(Reuters) - Pharmacy benefit manager Catamaran Corp’s CCT.TO CTRX.O first-quarter revenue miss and concerns about the renewal of a major contract sent its shares down as much as 11 percent.
Investors were looking for clarity on Catamaran’s contract with Medicare provider HealthSpring, which was acquired by U.S. health insurer Cigna Corp (CI.N).
The contract, which brought in about a third of Catamaran’s 2012 revenue of $9.94 billion, is up for renewal this year.
In a call with analysts, Chief Executive Mark Thierer said the company had “good business relationship” with Cigna but did not provide any details on the renewal of the contract.
“The markets were a little disappointed that there was no resolution around Cigna,” said Paradigm Capital analyst Gabriel Leung.

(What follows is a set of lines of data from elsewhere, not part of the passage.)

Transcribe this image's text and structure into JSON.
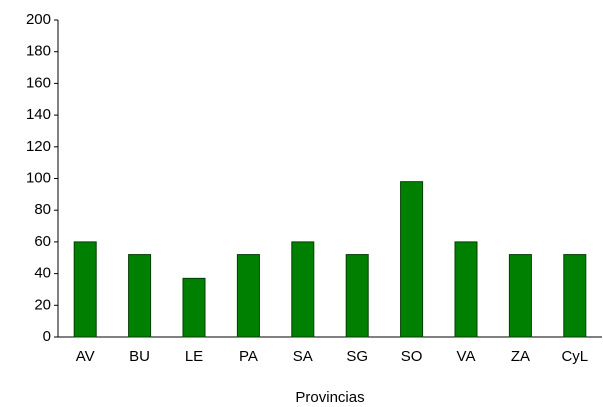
{
  "chart_data": {
    "type": "bar",
    "x_label": "Provincias",
    "categories": [
      "AV",
      "BU",
      "LE",
      "PA",
      "SA",
      "SG",
      "SO",
      "VA",
      "ZA",
      "CyL"
    ],
    "values": [
      60,
      52,
      37,
      52,
      60,
      52,
      98,
      60,
      52,
      52
    ],
    "color": "#008000",
    "ylim": [
      0,
      200
    ],
    "yticks": [
      0,
      20,
      40,
      60,
      80,
      100,
      120,
      140,
      160,
      180,
      200
    ],
    "grid": false
  }
}
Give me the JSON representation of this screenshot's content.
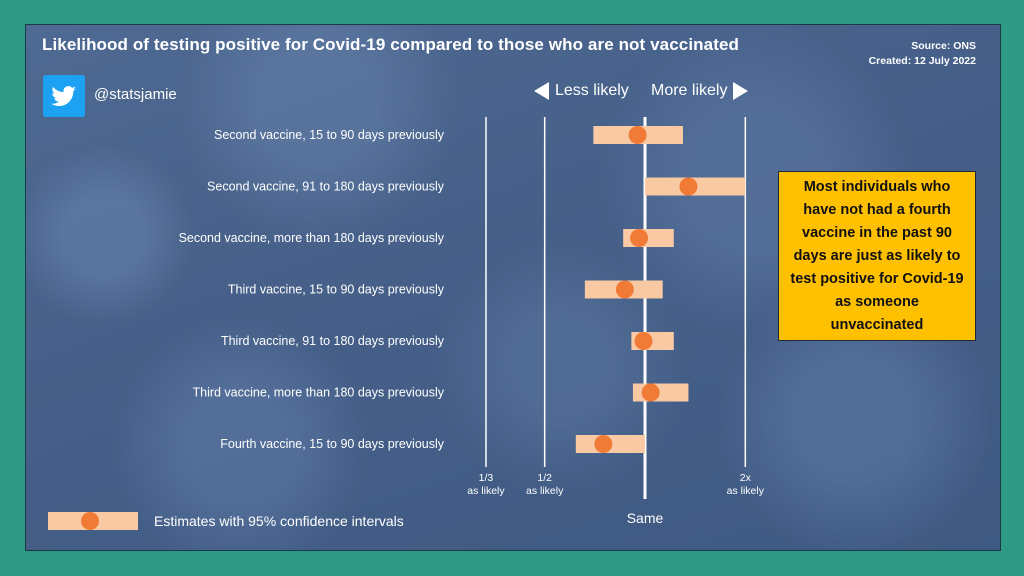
{
  "header": {
    "title": "Likelihood of testing positive for Covid-19 compared to those who are not vaccinated",
    "source": "Source: ONS",
    "created": "Created: 12 July 2022",
    "handle": "@statsjamie"
  },
  "callout": {
    "text": "Most individuals who have not had a fourth vaccine in the past 90 days are just as likely to test positive for Covid-19 as someone unvaccinated"
  },
  "legend": {
    "label": "Estimates with 95% confidence intervals"
  },
  "colors": {
    "interval": "#f9c9a4",
    "point": "#ef7b37",
    "line": "#ffffff",
    "callout": "#ffc000"
  },
  "chart_data": {
    "type": "scatter",
    "title": "Likelihood of testing positive for Covid-19 compared to those who are not vaccinated",
    "direction_labels": {
      "left": "Less likely",
      "right": "More likely"
    },
    "x_scale": "log2",
    "xlim": [
      0.3333,
      2.3
    ],
    "reference_lines": [
      {
        "value": 0.3333,
        "label_top": "1/3",
        "label_bottom": "as likely"
      },
      {
        "value": 0.5,
        "label_top": "1/2",
        "label_bottom": "as likely"
      },
      {
        "value": 1.0,
        "label_top": "",
        "label_bottom": "Same"
      },
      {
        "value": 2.0,
        "label_top": "2x",
        "label_bottom": "as likely"
      }
    ],
    "categories": [
      "Second vaccine, 15 to 90 days previously",
      "Second vaccine, 91 to 180 days previously",
      "Second vaccine, more than 180 days previously",
      "Third vaccine, 15 to 90 days previously",
      "Third vaccine, 91 to 180 days previously",
      "Third vaccine, more than 180 days previously",
      "Fourth vaccine, 15 to 90 days previously"
    ],
    "estimates": [
      0.95,
      1.35,
      0.96,
      0.87,
      0.99,
      1.04,
      0.75
    ],
    "lower": [
      0.7,
      1.0,
      0.86,
      0.66,
      0.91,
      0.92,
      0.62
    ],
    "upper": [
      1.3,
      2.0,
      1.22,
      1.13,
      1.22,
      1.35,
      1.0
    ]
  }
}
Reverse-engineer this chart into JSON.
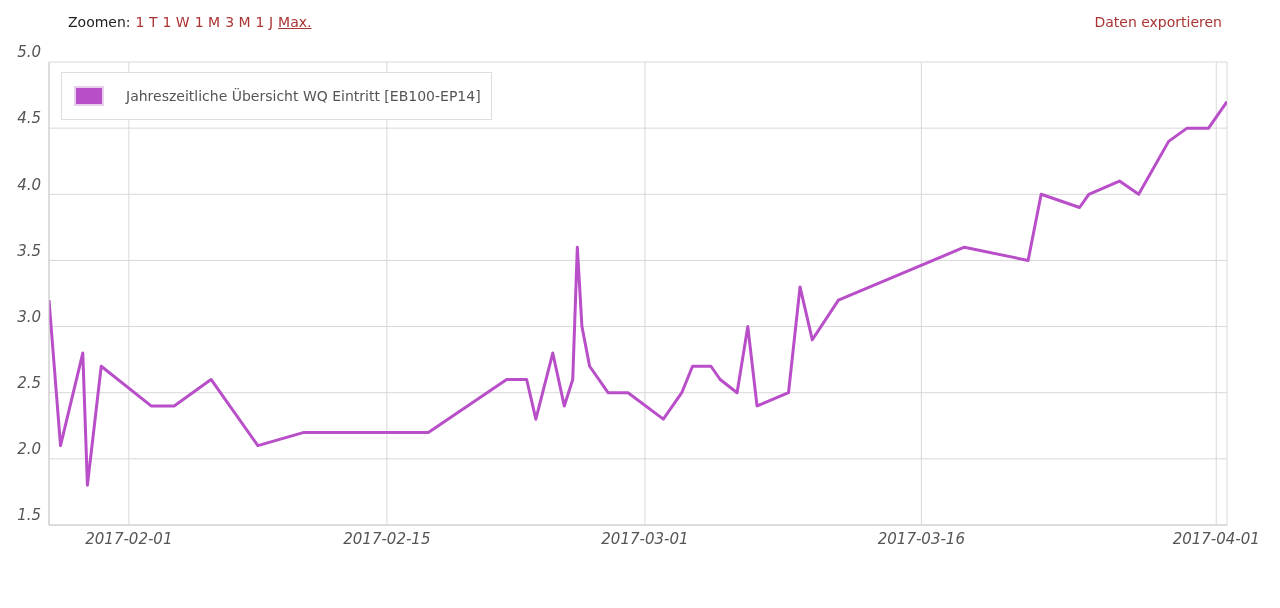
{
  "chart_data": {
    "type": "line",
    "annotations": [
      "Zoomen:",
      "1 T",
      "1 W",
      "1 M",
      "3 M",
      "1 J",
      "Max.",
      "Daten exportieren"
    ],
    "x": [
      "2017-01-27T16:00",
      "2017-01-28T07:00",
      "2017-01-29T12:00",
      "2017-01-29T18:00",
      "2017-01-30T12:00",
      "2017-02-02T05:00",
      "2017-02-03T11:00",
      "2017-02-05T11:00",
      "2017-02-08",
      "2017-02-10T12:00",
      "2017-02-17T06:00",
      "2017-02-21T12:00",
      "2017-02-22T14:00",
      "2017-02-23T02:00",
      "2017-02-24",
      "2017-02-24T15:00",
      "2017-02-25T02:00",
      "2017-02-25T08:00",
      "2017-02-25T14:00",
      "2017-02-26",
      "2017-02-27",
      "2017-02-28T02:00",
      "2017-03-02",
      "2017-03-03",
      "2017-03-03T14:00",
      "2017-03-04T14:00",
      "2017-03-05T02:00",
      "2017-03-06",
      "2017-03-06T14:00",
      "2017-03-07T02:00",
      "2017-03-08T19:00",
      "2017-03-09T10:00",
      "2017-03-10T02:00",
      "2017-03-11T12:00",
      "2017-03-18T08:00",
      "2017-03-21T19:00",
      "2017-03-22T12:00",
      "2017-03-24T14:00",
      "2017-03-25T02:00",
      "2017-03-26T18:00",
      "2017-03-27T19:00",
      "2017-03-29T10:00",
      "2017-03-30T10:00",
      "2017-03-31T14:00",
      "2017-04-01T14:00"
    ],
    "series": [
      {
        "name": "Jahreszeitliche Übersicht WQ Eintritt [EB100-EP14]",
        "color": "#b84fc8",
        "values": [
          3.2,
          2.1,
          2.8,
          1.8,
          2.7,
          2.4,
          2.4,
          2.6,
          2.1,
          2.2,
          2.2,
          2.6,
          2.6,
          2.3,
          2.8,
          2.4,
          2.6,
          3.6,
          3.0,
          2.7,
          2.5,
          2.5,
          2.3,
          2.5,
          2.7,
          2.7,
          2.6,
          2.5,
          3.0,
          2.4,
          2.5,
          3.3,
          2.9,
          3.2,
          3.6,
          3.5,
          4.0,
          3.9,
          4.0,
          4.1,
          4.0,
          4.4,
          4.5,
          4.5,
          4.7
        ]
      }
    ],
    "xlim": [
      "2017-01-27T16:00",
      "2017-04-01T14:00"
    ],
    "xticks": [
      "2017-02-01",
      "2017-02-15",
      "2017-03-01",
      "2017-03-16",
      "2017-04-01"
    ],
    "ylim": [
      1.5,
      5.0
    ],
    "yticks": [
      {
        "value": 1.5,
        "label": "1.5"
      },
      {
        "value": 2,
        "label": "2.0"
      },
      {
        "value": 2.5,
        "label": "2.5"
      },
      {
        "value": 3,
        "label": "3.0"
      },
      {
        "value": 3.5,
        "label": "3.5"
      },
      {
        "value": 4,
        "label": "4.0"
      },
      {
        "value": 4.5,
        "label": "4.5"
      },
      {
        "value": 5,
        "label": "5.0"
      }
    ],
    "grid": true,
    "legend": "top left",
    "marker": "none",
    "line_style": "solid"
  }
}
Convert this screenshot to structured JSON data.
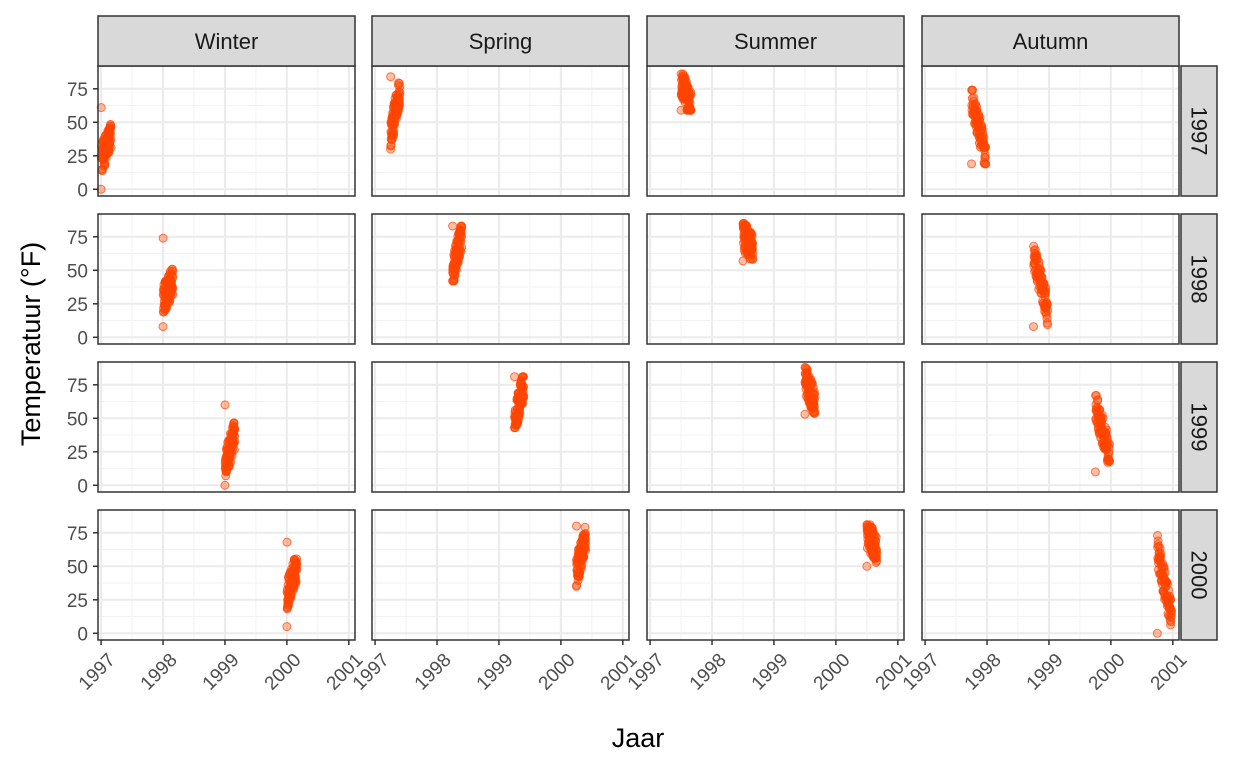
{
  "chart_data": {
    "type": "scatter",
    "title": "",
    "xlabel": "Jaar",
    "ylabel": "Temperatuur (°F)",
    "facet_cols": [
      "Winter",
      "Spring",
      "Summer",
      "Autumn"
    ],
    "facet_rows": [
      "1997",
      "1998",
      "1999",
      "2000"
    ],
    "xlim": [
      1996.95,
      2001.1
    ],
    "ylim": [
      -5,
      92
    ],
    "x_ticks": [
      1997,
      1998,
      1999,
      2000,
      2001
    ],
    "x_tick_labels": [
      "1997",
      "1998",
      "1999",
      "2000",
      "2001"
    ],
    "y_ticks": [
      0,
      25,
      50,
      75
    ],
    "y_tick_labels": [
      "0",
      "25",
      "50",
      "75"
    ],
    "grid": true,
    "point_color": "#FF4500",
    "point_alpha": 0.35,
    "panels": [
      {
        "row": "1997",
        "col": "Winter",
        "x_range": [
          1997.0,
          1997.16
        ],
        "y_range": [
          0,
          61
        ],
        "start": 22,
        "end": 40
      },
      {
        "row": "1997",
        "col": "Spring",
        "x_range": [
          1997.25,
          1997.4
        ],
        "y_range": [
          30,
          84
        ],
        "start": 40,
        "end": 75
      },
      {
        "row": "1997",
        "col": "Summer",
        "x_range": [
          1997.5,
          1997.66
        ],
        "y_range": [
          59,
          86
        ],
        "start": 80,
        "end": 62
      },
      {
        "row": "1997",
        "col": "Autumn",
        "x_range": [
          1997.75,
          1997.98
        ],
        "y_range": [
          19,
          74
        ],
        "start": 68,
        "end": 25
      },
      {
        "row": "1998",
        "col": "Winter",
        "x_range": [
          1998.0,
          1998.16
        ],
        "y_range": [
          8,
          74
        ],
        "start": 28,
        "end": 42
      },
      {
        "row": "1998",
        "col": "Spring",
        "x_range": [
          1998.25,
          1998.4
        ],
        "y_range": [
          42,
          83
        ],
        "start": 47,
        "end": 78
      },
      {
        "row": "1998",
        "col": "Summer",
        "x_range": [
          1998.5,
          1998.66
        ],
        "y_range": [
          57,
          85
        ],
        "start": 76,
        "end": 66
      },
      {
        "row": "1998",
        "col": "Autumn",
        "x_range": [
          1998.75,
          1998.98
        ],
        "y_range": [
          8,
          68
        ],
        "start": 62,
        "end": 20
      },
      {
        "row": "1999",
        "col": "Winter",
        "x_range": [
          1999.0,
          1999.16
        ],
        "y_range": [
          0,
          60
        ],
        "start": 15,
        "end": 38
      },
      {
        "row": "1999",
        "col": "Spring",
        "x_range": [
          1999.25,
          1999.4
        ],
        "y_range": [
          43,
          81
        ],
        "start": 48,
        "end": 75
      },
      {
        "row": "1999",
        "col": "Summer",
        "x_range": [
          1999.5,
          1999.66
        ],
        "y_range": [
          53,
          88
        ],
        "start": 80,
        "end": 62
      },
      {
        "row": "1999",
        "col": "Autumn",
        "x_range": [
          1999.75,
          1999.98
        ],
        "y_range": [
          10,
          67
        ],
        "start": 60,
        "end": 22
      },
      {
        "row": "2000",
        "col": "Winter",
        "x_range": [
          2000.0,
          2000.16
        ],
        "y_range": [
          5,
          68
        ],
        "start": 28,
        "end": 50
      },
      {
        "row": "2000",
        "col": "Spring",
        "x_range": [
          2000.25,
          2000.4
        ],
        "y_range": [
          35,
          80
        ],
        "start": 45,
        "end": 72
      },
      {
        "row": "2000",
        "col": "Summer",
        "x_range": [
          2000.5,
          2000.66
        ],
        "y_range": [
          50,
          81
        ],
        "start": 75,
        "end": 62
      },
      {
        "row": "2000",
        "col": "Autumn",
        "x_range": [
          2000.75,
          2000.98
        ],
        "y_range": [
          0,
          73
        ],
        "start": 62,
        "end": 12
      }
    ]
  }
}
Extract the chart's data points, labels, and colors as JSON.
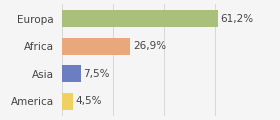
{
  "categories": [
    "Europa",
    "Africa",
    "Asia",
    "America"
  ],
  "values": [
    61.2,
    26.9,
    7.5,
    4.5
  ],
  "labels": [
    "61,2%",
    "26,9%",
    "7,5%",
    "4,5%"
  ],
  "bar_colors": [
    "#a8c07a",
    "#e8a87c",
    "#6b7ec2",
    "#f0d060"
  ],
  "background_color": "#f5f5f5",
  "xlim": [
    0,
    80
  ],
  "bar_height": 0.62,
  "label_fontsize": 7.5,
  "tick_fontsize": 7.5,
  "grid_color": "#cccccc"
}
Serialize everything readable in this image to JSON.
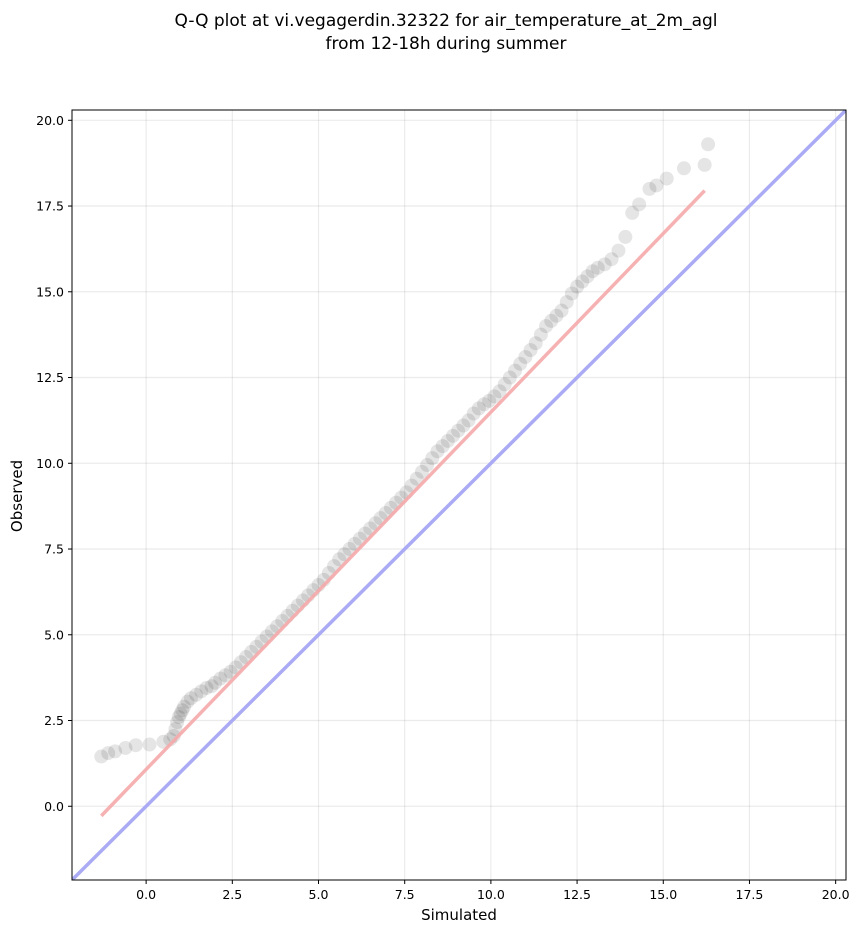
{
  "chart_data": {
    "type": "scatter",
    "title_lines": [
      "Q-Q plot at vi.vegagerdin.32322 for air_temperature_at_2m_agl",
      "from 12-18h during summer"
    ],
    "xlabel": "Simulated",
    "ylabel": "Observed",
    "xlim": [
      -2.15,
      20.3
    ],
    "ylim": [
      -2.15,
      20.3
    ],
    "xticks": [
      "0.0",
      "2.5",
      "5.0",
      "7.5",
      "10.0",
      "12.5",
      "15.0",
      "17.5",
      "20.0"
    ],
    "yticks": [
      "0.0",
      "2.5",
      "5.0",
      "7.5",
      "10.0",
      "12.5",
      "15.0",
      "17.5",
      "20.0"
    ],
    "xtick_values": [
      0,
      2.5,
      5,
      7.5,
      10,
      12.5,
      15,
      17.5,
      20
    ],
    "ytick_values": [
      0,
      2.5,
      5,
      7.5,
      10,
      12.5,
      15,
      17.5,
      20
    ],
    "grid": true,
    "identity_line": {
      "color": "#aaaaf5"
    },
    "fit_line": {
      "color": "#f5aaaa",
      "x": [
        -1.3,
        16.2
      ],
      "y": [
        -0.28,
        17.95
      ]
    },
    "series": [
      {
        "color": "#000000",
        "x": [
          -1.3,
          -1.1,
          -0.9,
          -0.6,
          -0.3,
          0.1,
          0.5,
          0.7,
          0.8,
          0.85,
          0.9,
          0.95,
          1.0,
          1.05,
          1.1,
          1.2,
          1.3,
          1.45,
          1.6,
          1.75,
          1.9,
          2.0,
          2.15,
          2.3,
          2.45,
          2.6,
          2.75,
          2.9,
          3.05,
          3.2,
          3.35,
          3.5,
          3.65,
          3.8,
          3.95,
          4.1,
          4.25,
          4.4,
          4.55,
          4.7,
          4.85,
          5.0,
          5.15,
          5.3,
          5.45,
          5.6,
          5.75,
          5.9,
          6.05,
          6.2,
          6.35,
          6.5,
          6.65,
          6.8,
          6.95,
          7.1,
          7.25,
          7.4,
          7.55,
          7.7,
          7.85,
          8.0,
          8.15,
          8.3,
          8.45,
          8.6,
          8.75,
          8.9,
          9.05,
          9.2,
          9.35,
          9.5,
          9.65,
          9.8,
          9.95,
          10.1,
          10.25,
          10.4,
          10.55,
          10.7,
          10.85,
          11.0,
          11.15,
          11.3,
          11.45,
          11.6,
          11.75,
          11.9,
          12.05,
          12.2,
          12.35,
          12.5,
          12.65,
          12.8,
          12.95,
          13.1,
          13.3,
          13.5,
          13.7,
          13.9,
          14.1,
          14.3,
          14.6,
          14.8,
          15.1,
          15.6,
          16.2,
          16.3
        ],
        "y": [
          1.45,
          1.55,
          1.6,
          1.7,
          1.78,
          1.8,
          1.88,
          1.95,
          2.05,
          2.25,
          2.45,
          2.6,
          2.7,
          2.8,
          2.9,
          3.05,
          3.15,
          3.25,
          3.35,
          3.45,
          3.5,
          3.6,
          3.72,
          3.82,
          3.92,
          4.05,
          4.2,
          4.35,
          4.5,
          4.65,
          4.8,
          4.95,
          5.1,
          5.25,
          5.4,
          5.55,
          5.7,
          5.85,
          6.0,
          6.15,
          6.3,
          6.45,
          6.6,
          6.8,
          7.0,
          7.2,
          7.35,
          7.5,
          7.65,
          7.8,
          7.95,
          8.1,
          8.25,
          8.4,
          8.55,
          8.7,
          8.85,
          9.0,
          9.15,
          9.35,
          9.55,
          9.75,
          9.95,
          10.15,
          10.35,
          10.5,
          10.65,
          10.8,
          10.95,
          11.1,
          11.25,
          11.45,
          11.6,
          11.72,
          11.82,
          11.95,
          12.1,
          12.3,
          12.5,
          12.7,
          12.9,
          13.1,
          13.3,
          13.5,
          13.75,
          14.0,
          14.15,
          14.3,
          14.45,
          14.7,
          14.95,
          15.15,
          15.3,
          15.45,
          15.6,
          15.7,
          15.8,
          15.95,
          16.2,
          16.6,
          17.3,
          17.55,
          18.0,
          18.1,
          18.3,
          18.6,
          18.7,
          19.3
        ]
      }
    ]
  }
}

The company’s first-quarter revenue jumped 88 percent to $3.22 billion but still missed analysts’ expectations due to lower-than-expected sales volumes and the exit of some of its health plan customers.
Analysts on average had estimated revenue of $3.51 billion.
“This is a high-multiple stock and sometimes small misses can have a material effect on the stock. We think its way overdone,” said analyst Tom Liston of Cantor Fitzgerald.
Shares of the company trade at a multiple of 30.7 to its forward earnings, well above rival Express’s multiple of 13.9, according to Thomson Reuters StarMine data.
Catamaran shares were trading down 5 percent at C$53.77 on Thursday on the Toronto Stock Exchange. Its Nasdaq-listed shares fell more than 6 percent.
Catamaran’s net income in the quarter rose 95 percent to $51.4 million, or 25 cents per share.
On an adjusted basis, it earned 42 cents per share, topping analysts’ average estimate of 40 cents per share.
The company maintained its full-year adjusted profit forecast of $1.81-$1.88 per share. It still expects revenue of $14.2 billion to $14.6 billion for the year.